Wednsesday's data offered a positive note for embattled Prime Minister Yoshihide Suga, who faces his ruling party's leadership race this month and looming general elections that must be held by late November.
Still, the rebound in world's third-largest economy has been much weaker than that of other advanced economies and Suga is likely to remain under pressure to deploy large fiscal stimulus to make up for a lack of private-sector spending. Suga is set to order his ruling party to back a new economic package this week, local media reported.
Ministry of Finance (MOF) data showed capital expenditure rose 5.3per cent in the second quarter from the same period last year when it fell 11.3per cent due to the coronavirus pandemic.
It was the first increase in five quarters and followed a 7.8per cent year-on-year decline in the January-March quarter.

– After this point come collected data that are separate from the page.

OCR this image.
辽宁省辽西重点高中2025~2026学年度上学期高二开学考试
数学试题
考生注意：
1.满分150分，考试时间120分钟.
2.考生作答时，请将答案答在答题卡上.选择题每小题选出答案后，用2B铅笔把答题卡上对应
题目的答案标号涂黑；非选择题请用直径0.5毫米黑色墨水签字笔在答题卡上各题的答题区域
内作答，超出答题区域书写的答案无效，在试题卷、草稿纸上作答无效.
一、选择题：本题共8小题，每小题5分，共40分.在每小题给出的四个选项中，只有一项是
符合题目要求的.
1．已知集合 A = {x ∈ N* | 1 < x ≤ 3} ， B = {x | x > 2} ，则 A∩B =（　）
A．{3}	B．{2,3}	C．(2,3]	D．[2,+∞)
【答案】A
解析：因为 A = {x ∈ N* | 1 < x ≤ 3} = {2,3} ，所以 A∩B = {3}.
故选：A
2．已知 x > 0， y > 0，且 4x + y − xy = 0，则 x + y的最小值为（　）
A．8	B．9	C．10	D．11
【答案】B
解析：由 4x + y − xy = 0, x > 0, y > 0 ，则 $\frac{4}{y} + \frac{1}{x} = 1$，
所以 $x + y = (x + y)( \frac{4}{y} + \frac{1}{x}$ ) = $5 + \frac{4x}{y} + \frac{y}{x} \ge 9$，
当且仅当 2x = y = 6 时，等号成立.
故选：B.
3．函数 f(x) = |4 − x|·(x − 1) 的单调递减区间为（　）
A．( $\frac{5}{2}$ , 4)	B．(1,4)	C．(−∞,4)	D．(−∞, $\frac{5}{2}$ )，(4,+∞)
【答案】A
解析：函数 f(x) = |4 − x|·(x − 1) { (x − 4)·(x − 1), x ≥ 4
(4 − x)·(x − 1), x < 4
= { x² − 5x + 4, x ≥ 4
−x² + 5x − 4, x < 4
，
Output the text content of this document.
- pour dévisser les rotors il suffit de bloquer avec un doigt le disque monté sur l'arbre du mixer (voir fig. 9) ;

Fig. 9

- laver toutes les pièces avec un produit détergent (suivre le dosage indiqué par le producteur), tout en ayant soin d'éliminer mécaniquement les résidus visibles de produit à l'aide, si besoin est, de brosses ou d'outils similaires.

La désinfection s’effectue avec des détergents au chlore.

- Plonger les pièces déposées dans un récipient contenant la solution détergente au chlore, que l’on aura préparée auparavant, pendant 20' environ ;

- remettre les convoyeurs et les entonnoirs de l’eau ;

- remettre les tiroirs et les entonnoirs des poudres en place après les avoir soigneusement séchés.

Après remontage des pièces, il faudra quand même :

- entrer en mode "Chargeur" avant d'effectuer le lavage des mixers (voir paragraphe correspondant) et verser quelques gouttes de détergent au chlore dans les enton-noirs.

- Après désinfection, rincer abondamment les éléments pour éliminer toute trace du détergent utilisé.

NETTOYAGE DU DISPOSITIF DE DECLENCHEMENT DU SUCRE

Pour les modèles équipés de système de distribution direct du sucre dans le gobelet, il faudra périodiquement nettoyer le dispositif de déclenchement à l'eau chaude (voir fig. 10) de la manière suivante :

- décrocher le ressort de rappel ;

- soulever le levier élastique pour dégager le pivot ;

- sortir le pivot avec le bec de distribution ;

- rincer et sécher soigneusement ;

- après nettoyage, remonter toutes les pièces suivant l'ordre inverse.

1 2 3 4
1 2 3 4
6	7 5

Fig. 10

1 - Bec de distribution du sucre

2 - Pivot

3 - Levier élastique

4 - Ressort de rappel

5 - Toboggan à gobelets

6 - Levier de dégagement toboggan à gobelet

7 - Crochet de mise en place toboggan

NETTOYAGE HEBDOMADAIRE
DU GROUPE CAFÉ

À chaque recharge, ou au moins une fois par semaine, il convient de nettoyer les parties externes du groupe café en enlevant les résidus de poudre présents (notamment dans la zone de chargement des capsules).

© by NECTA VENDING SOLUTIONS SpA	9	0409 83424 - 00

The MOF data, which will be used to calculate revised gross domestic product (GDP) data due next Wednesday, showed manufacturers' business spending rose 4.0per cent from a year earlier, while that of service-sector firms grew 5.9per cent.
The data looked "solid across the board, both in manufacturing and non-manufacturing sectors," Takeshi Minami, chief economist at Norinchukin Research Institute, said.
Taro Saito, executive research fellow at NLI Research Institute said: "Recovery in corporate investments finally began."
On a seasonally-adjusted basis, capital expenditure gained 3.2per cent in April-June from the previous quarter, the MOF data showed.
Corporate recurring profits jumped 93.9per cent in the April-June period from a year earlier, while sales gained 10.4per cent.
For the whole of last fiscal year ended in March, Japanese firms raised the amount of internal reserves by 2per cent to a record 484 trillion yen (US$4.39 trillion), underscoring their tendency to hoard cash, while recurring profits fell 12per cent due to the pandemic, the MOF data showed.
Figures released on Tuesday showed the rapid spread of the Delta variant in Asia is disrupting supply chains and production of Japan's key sectors like car manufacturers.